What happened

Helios Technologies (HLIO 1.95%) missed earnings estimates for the quarter and lowered full-year guidance. The news hit shares of this unusually volatile industrial stock hard, sending shares down as much as 20% in Tuesday trading.

So what

Helios makes motion control and hydraulics systems for a range of industries, including construction, agriculture, recreation vehicles, marine, and health. The stock has been all over the place over the past five years, at one point down nearly 50% before nearly doubling in 2021.

The most recent quarter was not one to get Wall Street excited again. Helios reported adjusted earnings of $0.81 per share in the quarter, just short of the $0.84-per-share estimate, though revenue of $227.6 million was about $5 million more than what was expected.

Revenue was up 7% from the first quarter, and operating margin improved by 140 basis points.

"Our businesses are working cohesively to drive best-in-class product development providing the innovation our customers require for success," CEO Josef Matosevic said. "Expanding our capabilities enables us to better serve a more diversified global market. Our results in the quarter and year-to-date demonstrate this progress even against headwinds of the macroenvironment."

Now what

Unfortunately, the second half of Helios' year is not going to be as profitable as analysts had hoped. The company cut its full-year earnings guidance to between $3.04 and $3.12 per share, down from $3.95 to $4.10 per share and well below the consensus $3.73 estimate. The company also cut its full-year revenue guidance to $880 million to $900 million, down from a range of $910 million to $940 million.

The company blamed the cuts on "reduced visibility" about end markets, in particular Asian markets, as well as storm damage at a manufacturing facility. Helios is also investing more heavily than it had planned on additional capacity in anticipation of future growth.
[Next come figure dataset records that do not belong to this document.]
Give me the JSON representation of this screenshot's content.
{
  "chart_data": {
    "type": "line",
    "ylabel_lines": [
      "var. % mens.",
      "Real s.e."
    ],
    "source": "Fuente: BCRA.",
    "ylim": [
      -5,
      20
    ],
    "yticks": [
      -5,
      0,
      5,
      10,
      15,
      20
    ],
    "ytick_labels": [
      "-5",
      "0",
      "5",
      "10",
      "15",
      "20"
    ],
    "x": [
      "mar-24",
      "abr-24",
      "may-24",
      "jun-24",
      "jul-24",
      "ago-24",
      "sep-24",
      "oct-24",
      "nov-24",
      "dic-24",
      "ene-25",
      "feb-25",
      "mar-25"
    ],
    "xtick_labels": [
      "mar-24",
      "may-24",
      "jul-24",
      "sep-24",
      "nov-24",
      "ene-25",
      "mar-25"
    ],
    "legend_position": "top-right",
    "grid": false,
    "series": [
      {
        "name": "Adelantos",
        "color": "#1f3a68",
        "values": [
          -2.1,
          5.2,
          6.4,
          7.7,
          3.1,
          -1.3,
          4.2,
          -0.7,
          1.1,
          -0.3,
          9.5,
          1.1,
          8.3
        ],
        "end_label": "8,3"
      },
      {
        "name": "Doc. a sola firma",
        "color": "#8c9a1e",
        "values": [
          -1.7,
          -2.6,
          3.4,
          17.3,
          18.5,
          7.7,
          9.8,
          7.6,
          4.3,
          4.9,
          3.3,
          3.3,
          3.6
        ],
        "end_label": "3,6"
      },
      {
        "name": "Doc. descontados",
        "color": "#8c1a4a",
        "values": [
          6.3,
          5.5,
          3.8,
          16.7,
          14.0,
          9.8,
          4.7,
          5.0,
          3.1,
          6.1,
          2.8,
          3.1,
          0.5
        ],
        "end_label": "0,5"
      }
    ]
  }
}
It is worth noting that even at the lower range, Helios is still projecting a three-year compound annual growth rate of 19%, including acquisitions. And Matosevic remains optimistic, saying, "our revolutionary technology, products and solutions allow the company to be well-positioned to address the advancing megatrends of increased electrification, reduced emissions footprint, higher energy efficiency, and convenient user interface."

That future might come, but it will take time. Given the pressures on the near-term outlook, investors appear content to watch from the sidelines for now.